Les festivités du bicentenaire à Aix

Il y a trois ans, nous avons débuté les célébrations du bicentenaire par un programme de renouveau spirituel vécu par les Missionnaires Oblats. Le bicentenaire fêté à Aix-en-Provence s’inscrit dans cette dynamique. La communauté des Missionnaires Oblats d’Aix-en-Provence, avec les laïcs de la famille Mazenodienne, a prévu un programme de festivités étalées sur l’année 2016, afin de mettre en valeur les différentes figures qui ont contribué à ce qu’est aujourd’hui la Congrégation des Missionnaires Oblats.
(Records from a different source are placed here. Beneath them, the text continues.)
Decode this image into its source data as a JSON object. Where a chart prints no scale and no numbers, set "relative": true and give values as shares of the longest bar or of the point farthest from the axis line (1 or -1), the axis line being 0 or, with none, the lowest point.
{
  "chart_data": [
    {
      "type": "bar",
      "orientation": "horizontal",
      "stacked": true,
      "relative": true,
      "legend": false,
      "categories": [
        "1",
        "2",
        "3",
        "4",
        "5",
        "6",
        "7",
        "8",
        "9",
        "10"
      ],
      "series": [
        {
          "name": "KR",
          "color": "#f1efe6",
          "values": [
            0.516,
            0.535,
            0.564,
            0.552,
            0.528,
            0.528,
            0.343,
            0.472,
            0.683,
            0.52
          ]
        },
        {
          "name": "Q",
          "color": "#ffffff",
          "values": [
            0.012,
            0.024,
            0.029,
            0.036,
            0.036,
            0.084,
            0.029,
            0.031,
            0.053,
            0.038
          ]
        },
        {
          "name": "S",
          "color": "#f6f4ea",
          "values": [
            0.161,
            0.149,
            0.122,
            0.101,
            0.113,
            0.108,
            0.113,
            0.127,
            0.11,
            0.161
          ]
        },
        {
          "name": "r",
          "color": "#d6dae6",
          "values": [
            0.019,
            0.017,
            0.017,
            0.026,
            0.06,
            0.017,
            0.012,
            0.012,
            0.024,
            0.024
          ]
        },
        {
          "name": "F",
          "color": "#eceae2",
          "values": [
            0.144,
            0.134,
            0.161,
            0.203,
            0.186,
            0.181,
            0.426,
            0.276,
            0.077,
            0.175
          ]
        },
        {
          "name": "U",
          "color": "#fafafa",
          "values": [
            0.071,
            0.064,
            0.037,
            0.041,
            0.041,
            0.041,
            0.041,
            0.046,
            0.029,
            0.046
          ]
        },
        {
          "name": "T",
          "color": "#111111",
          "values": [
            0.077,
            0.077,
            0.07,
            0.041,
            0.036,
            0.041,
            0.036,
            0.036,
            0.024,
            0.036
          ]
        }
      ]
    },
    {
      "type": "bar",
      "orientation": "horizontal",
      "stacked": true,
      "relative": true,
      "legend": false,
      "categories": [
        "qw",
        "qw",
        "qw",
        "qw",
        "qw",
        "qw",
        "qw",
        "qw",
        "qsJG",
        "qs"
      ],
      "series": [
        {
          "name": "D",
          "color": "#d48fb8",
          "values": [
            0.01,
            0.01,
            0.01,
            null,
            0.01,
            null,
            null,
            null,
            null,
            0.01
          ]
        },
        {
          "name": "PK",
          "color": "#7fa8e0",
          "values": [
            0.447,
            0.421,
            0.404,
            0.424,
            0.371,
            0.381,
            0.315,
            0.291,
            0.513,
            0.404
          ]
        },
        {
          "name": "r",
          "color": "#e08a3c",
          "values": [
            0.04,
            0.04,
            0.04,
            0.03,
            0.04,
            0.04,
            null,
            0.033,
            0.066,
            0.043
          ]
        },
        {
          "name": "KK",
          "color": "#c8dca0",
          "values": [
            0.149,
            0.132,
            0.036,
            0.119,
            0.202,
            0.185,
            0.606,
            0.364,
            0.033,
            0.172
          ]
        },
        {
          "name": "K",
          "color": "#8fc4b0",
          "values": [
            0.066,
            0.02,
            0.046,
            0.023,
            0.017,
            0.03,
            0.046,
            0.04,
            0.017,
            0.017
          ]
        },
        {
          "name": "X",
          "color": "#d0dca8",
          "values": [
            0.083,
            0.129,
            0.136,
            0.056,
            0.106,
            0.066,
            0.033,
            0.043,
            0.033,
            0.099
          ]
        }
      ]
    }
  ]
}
Certes le point d’orgue a été les 24 et 25 janvier 2016. Avec la messe à la cathédrale d’Aix-en-Provence le 24 janvier, présidée par Monseigneur Dufour, archevêque d’Aix et Arles, en présence du Supérieur général des Missionnaires Oblats et avec la participation de nombreux Oblats représentant les cinq continents. La célébration s’est terminée par une saynète présentant l’appel des premiers Missionnaires de Provence, préparée par la Frat-Oser et la Frat-Mazenodienne (groupe d’étudiants hébergé dans la maison des Oblats à Aix et des jeunes professionnels de la région aixoise). Le lendemain, le 25 janvier, nous nous sommes retrouvés dans la salle de fondation dès l’aurore pour un temps d’oraison qui est le fondement de la vie missionnaire afin de devenir davantage des ‘disciples-missionnaires’, thème cher au pape François. Certes, tout chrétien est missionnaire dans la mesure où il a rencontré l’amour de Dieu en Jésus Christ ; mais le véritable missionnaire est celui qui ne cesse jamais d’être disciple, il ressent Jésus vivant avec lui au milieu de l’activité missionnaire. De même que la communauté est missionnaire : réuni en communauté autour de celui qui nous rassemble, il nous envoie comme témoins de cette expérience au cœur de notre humanité.
Après l’eucharistie vécue en communion avec l’ensemble de la Congrégation, nous étions rejoints par les invités de cette journée (malades psychiatriques, SDF ou gens du Quart-monde, des personnes que l’on n’invite pas d’habitude) pour un repas partagé dans l’esprit de Saint Eugène et de notre charisme « les pauvres sont évangélisés ». Le repas se clôtura par la plantation d’un olivier que l’on peut mettre en parallèle avec la phrase du pape Jean XXIII : « Le petit rameau, planté par Eugène de Mazenod en 1816, est devenu un arbre vigoureux, étendant ses branches sur deux hémisphères et, qui sait s’adapter aussi bien au climat glacé du Pôle Nord qu’aux chaleurs brûlantes de l’Équateur » xiii. En fin de journée, le Père général inaugura l’exposition du bicentenaire qui a accueilli durant 15 jours près de 800 personnes, dont de nombreux groupes scolaires. Et quel beau programme : se recueillir dans la salle de Fondation où tout a commencé, prier dans la chapelle intérieure, parcourir les différents lieux de la maison d’Aix afin d’y découvrir l’esprit audacieux de notre fondateur, le dynamisme de ses premiers compagnons partis d’abord annoncer la Parole de Dieu dans les villages de Provence, la foi ardente qui animait ces jeunes prêtres dévoués aux plus abandonnés, aux domestiques, aux prisonniers, aux jeunes désœuvrés, la confiance qui habitait ces aventuriers envoyés dès 1841 au Canada puis au Sri Lanka et en Afrique du Sud. Cette exposition qui avait pour thème : « Enflammés de l’amour de Jésus-Christ et de l’Eglise, ils ont le désir d’annoncer l’Évangile aux plus pauvres, pour que ceux-ci puissent connaitre qui est Jésus-Christ et quelle est leur dignité aux yeux de la foi », offrit aux visiteurs d’intenses moments de découverte et d’émotion au cœur du berceau de la Congrégation.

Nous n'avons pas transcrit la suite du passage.